Tra le proiezioni speciali della diciottesima edizione delle Giornate degli Autori, in collaborazione con Isola Edipo, ce n’è una i cui protagonisti mettono simbolicamente a confronto visioni e generazioni: da un lato un gruppo di giovani di IULM Movie Lab (centro di produzione audiovisiva dell’Università IULM di Milano), dall’altro Pupi Avati, regista di oltre quaranta film all’attivo, che si lascia mettere in scena dai neolaureati filmmakers.
A partire da un’idea del Rettore di IULM, Gianni Canova, nasce un racconto in prima persona dalla passione per il jazz alle esperienze di una vita, con questo docu-racconto conosciamo più a fondo l’uomo dietro al regista de La casa dalle finestre che ridono (1976), Regalo di Natale (1986), Il cuore grande delle ragazze (2011) e ora alle prese con Dante (il suo prossimo film in lavorazione).
L’appuntamento è per il 7 settembre, ore 16.00, Sala Laguna (presso Casa degli Autori, via Pietro Buratti 1). A partire dal piccolo cimitero di San Leo, dove sono sepolte molte delle persone che ha amato, Pupi Avati si racconta. Un po’ di cinema, un po’ di musica, molta vita. Un viaggio sul filo della memoria, un percorso a ritroso tra gli affetti, i fantasmi e i ricordi di uno dei maestri del cinema italiano. Frammenti di un’autobiografia che si mescola con la storia collettiva.

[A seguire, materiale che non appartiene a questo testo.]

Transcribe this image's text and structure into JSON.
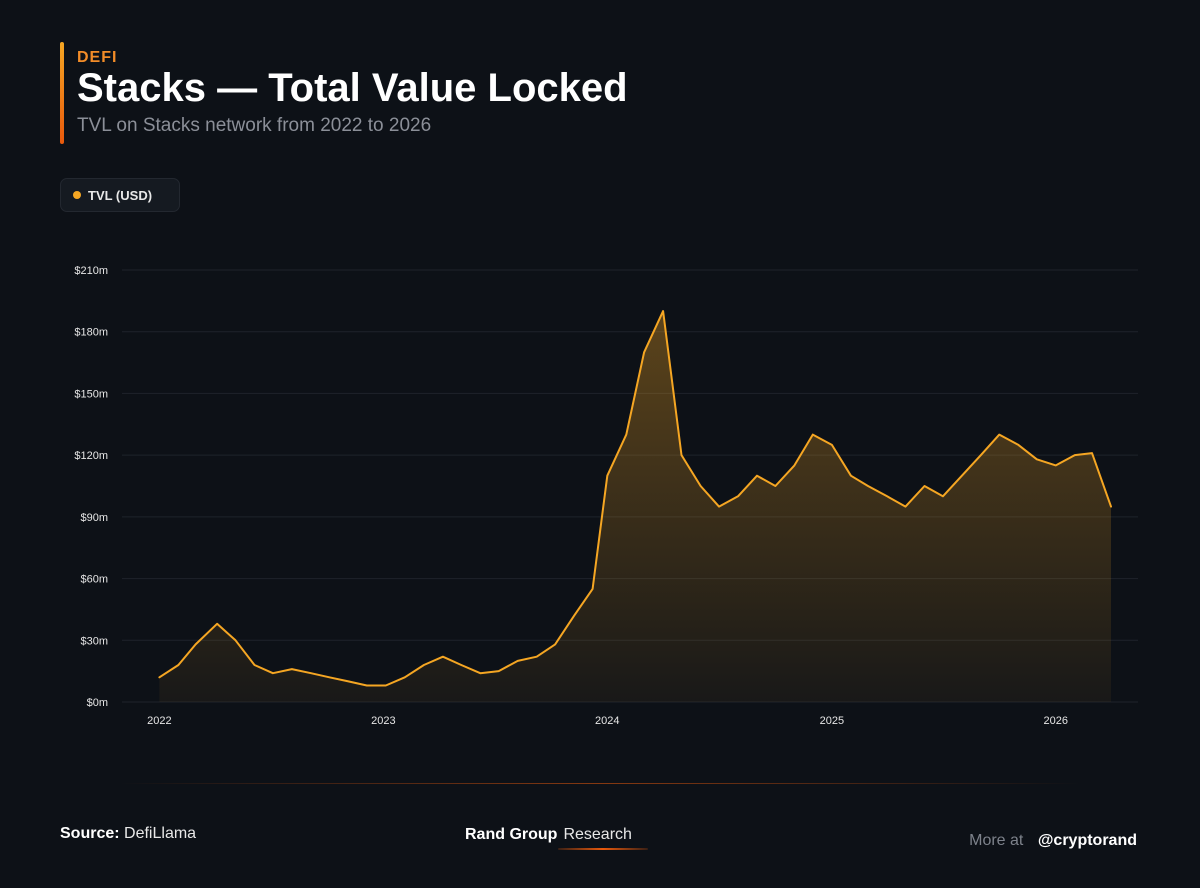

“Il cinema mi ha dato moltissime gioie, ma anche tantissime sofferenze”, confessa Pupi Avati nel film, “Molte mattine andare sul set rappresenta la cosa che meno vorrei fare al mondo. E mi chiedo: ma perché io mi sto costringendo a questa scelta di vita che mi espone continuamente a questa ricerca di felicità? Perché non siamo mai definitivamente cresciuti?.”
Tra il diario intimo e la confessione filmata, Vorrei sparire senza morire è un percorso che inizia e finisce in due diversi cimiteri, passando per Bologna, il castello di Rocchetta Mattei, gli uffici romani della DueA e gli studi di Cinecittà. Il cinema, che è lo sfondo di tutto, lascia il posto a un sentimento della vita, una riflessione sulla morte, una malinconica rievocazione delle stagioni dell’amore. Con la sua calda umanità, ma anche la sua consumata autoironia, Avati si concede alla videocamera dei giovani filmmaker dell’Università IULM con una sincerità a tratti quasi commovente. E conferma di essere non solo uno dei maestri del cinema italiano, ma anche un uomo che ha vissuto il suo (e il nostro) tempo con un’immersione e una dedizione totali.
Realizzato dagli studenti di IULM Movie Lab, Vorrei sparire senza morire è un film che ambisce a superare la convenzionale attribuzione di un’opera audiovisiva alla paternità di un regista-demiurgo per rivendicare invece il suo essere un’opera collettiva, frutto della convergenza e della sinergia di più sguardi e visioni differenti. Nato da un’idea di Gianni Canova, il film ha preso corpo nelle parole e nei racconti di Pupi Avati grazie al trattamento, al coordinamento e alla produzione esecutiva di Hilary Tiscione. Nicola Baraglia e Marta Erika Antonioli hanno curato riprese e montaggio, mentre il suono in presa diretta è di Emanuele Misurina. La regia, ammesso che ci sia, è il frutto delle discussioni appassionate che hanno coinvolto tutti costoro, assieme ad Antonio Avati e a tutti gli altri che appaiono nei titoli di coda e che hanno contribuito a vario titolo, tutti insieme appassionatamente, al risultato finale.
Iulm Movie Lab è il centro di produzione audiovisiva dell’università IULM di Milano. Collegato al corso di Laurea Magistrale in Televisione, cinema e new media, ha come mission quella di fornire ai laureandi e ai laureati dell’ateneo un’opportunità di crescita professionale che li porti a confrontarsi con concreti progetti produttivi. “Il connubio tra sapere e saper fare – dichiara Gianni Canova – è la chiave di volta di un progetto formativo che punta da sempre, con forza, sull’innovazione, sulla ricerca e sulla sperimentazione. Siamo convinti che solo sporcandosi le mani, costruendo set, sperimentando direttamente modi e forme di produzione, i nostri studenti di cinema e televisione possono acquisire una formazione completa, creativamente matura e consapevole, adeguata alle richieste e alle attese dell’immaginario del nostro tempo”.